Come? Una storia d’amore non va vissuta con il cuore? Con che cosa altrimenti? Maledetto il mio cuore e maledetta la mia bocca! Perché non riesco a mettere un filtro tra quello che penso e quello che dico? Perché non ho ragionato prima di parlare? Se l’avessi fatto per una volta nella mia vita, una dannatissima volta, ora non sarei qui a disperarmi distrutta a piangere e soffrire, lui sarebbe ancora mio; il mio Giacomo che direbbe ti amo piccola
a fior di labbra. Invece no. Stop. Finito. Mia mamma me lo dice sempre, conta fino a dieci, a cento! Non parlare d’istinto, sei pericolosa! Quanto ha ragione. Me l’ha ripetuto fino allo sfinimento, sin da quando ero bimba, sempre. Ma io no! Tenacemente orgogliosa della mia totale sincerità e schiettezza. E’ la mia dote migliore, mi vantavo. Mi odio. Aveva ragione lei, avrei senz’altro dovuto darle retta. Ora l’ho imparato. Ma a che prezzo? Ho commesso l’errore più grande della mia vita e pago le conseguenze della mia stupidità, della mia totale mancanza di autocontrollo. Che sciocca sono stata. Perché mi sono fidata? Perché mi sono lasciata andare? Ed ora, come vado avanti? Il cuore mi sta per scoppiare, sono devastata e per quanto mi sforzi, non riesco a nasconderlo. Al lavoro, il capo mi ha chiesto se stessi bene. Si
ho risposto d’acchito. Ma non credo mi abbia davvero creduta.

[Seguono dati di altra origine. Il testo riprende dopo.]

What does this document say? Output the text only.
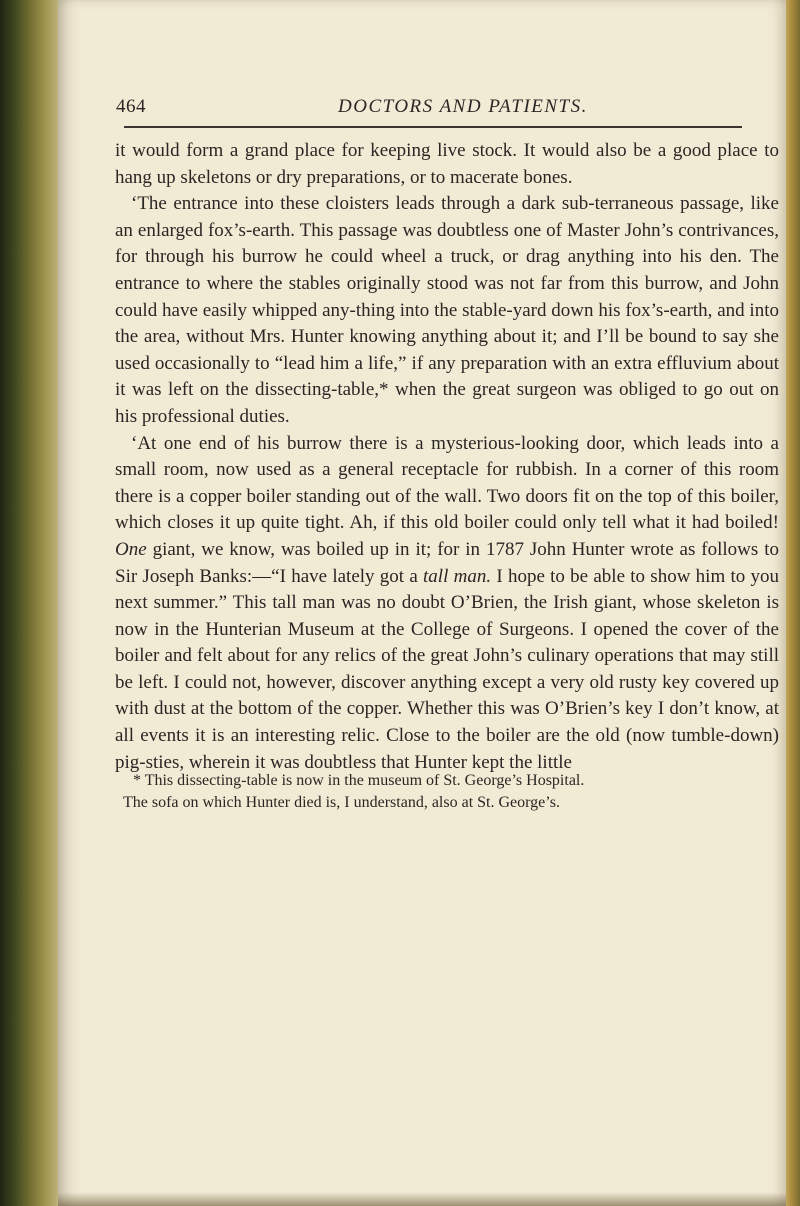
464	DOCTORS AND PATIENTS.

it would form a grand place for keeping live stock. It would also be a good place to hang up skeletons or dry preparations, or to macerate bones.

‘The entrance into these cloisters leads through a dark sub-terraneous passage, like an enlarged fox’s-earth. This passage was doubtless one of Master John’s contrivances, for through his burrow he could wheel a truck, or drag anything into his den. The entrance to where the stables originally stood was not far from this burrow, and John could have easily whipped any-thing into the stable-yard down his fox’s-earth, and into the area, without Mrs. Hunter knowing anything about it; and I’ll be bound to say she used occasionally to “lead him a life,” if any preparation with an extra effluvium about it was left on the dissecting-table,* when the great surgeon was obliged to go out on his professional duties.

‘At one end of his burrow there is a mysterious-looking door, which leads into a small room, now used as a general receptacle for rubbish. In a corner of this room there is a copper boiler standing out of the wall. Two doors fit on the top of this boiler, which closes it up quite tight. Ah, if this old boiler could only tell what it had boiled! One giant, we know, was boiled up in it; for in 1787 John Hunter wrote as follows to Sir Joseph Banks:—“I have lately got a tall man. I hope to be able to show him to you next summer.” This tall man was no doubt O’Brien, the Irish giant, whose skeleton is now in the Hunterian Museum at the College of Surgeons. I opened the cover of the boiler and felt about for any relics of the great John’s culinary operations that may still be left. I could not, however, discover anything except a very old rusty key covered up with dust at the bottom of the copper. Whether this was O’Brien’s key I don’t know, at all events it is an interesting relic. Close to the boiler are the old (now tumble-down) pig-sties, wherein it was doubtless that Hunter kept the little

* This dissecting-table is now in the museum of St. George’s Hospital.

The sofa on which Hunter died is, I understand, also at St. George’s.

Ha annuito, senza proferire parola, ha abbassato lo sguardo sui documenti che aveva in mano e se ne è andato. Chi se ne frega. Non ho voglia di giustificarmi e soprattutto non sono in grado di farlo. Mettere insieme una frase intera di senso compiuto, mi risulta quasi impossibile. La mia voce non esce. Ho un strozzatura in gola. Forse mi sto ammalando sul serio. Fortunatamente oggi non devo parlare con nessuno. Posso chiudermi nel mio ufficio e fare finta di avere il ciclo. Così tutti mi staranno alla larga. Ieri il mio mondo è crollato, facendomi precipitare dalla nuvoletta rosa su cui stavo comoda da qualche mese. Senza paracadute. E fa male. Fa davvero male. Vorrei, quanto vorrei poter tornare indietro. Premere rewind
e risistemare tutto. Non ho ancora deciso se vorrei riavvolgere la mia vita fino a quella mattina e scegliere di non bere il cappuccino e quindi non conoscerlo. Fino a quella maledetta
mattina. O se riavvolgere la pellicola della mia vita fino a diciotto ore fa. Fino alla mia maledetta
scenata. Fino alla mia maledetta
frase. Sarebbe stato meglio non conoscerlo e non amarlo? Stavo bene nella mia routine. Il mio bambino. Il mio lavoro. Il mio cane, Zek. La mia vita tranquilla. Senza sbalzi. Banale . Piatta. In una parola? Serena. Una vocina dentro di me aggiunge vuota
. Ma non l’ascolto. Stavo bene. E quello mi bastava. Chi non ha mai assaggiato la nutella, non può immaginare quanto sia buona e di certo non ne sente la mancanza.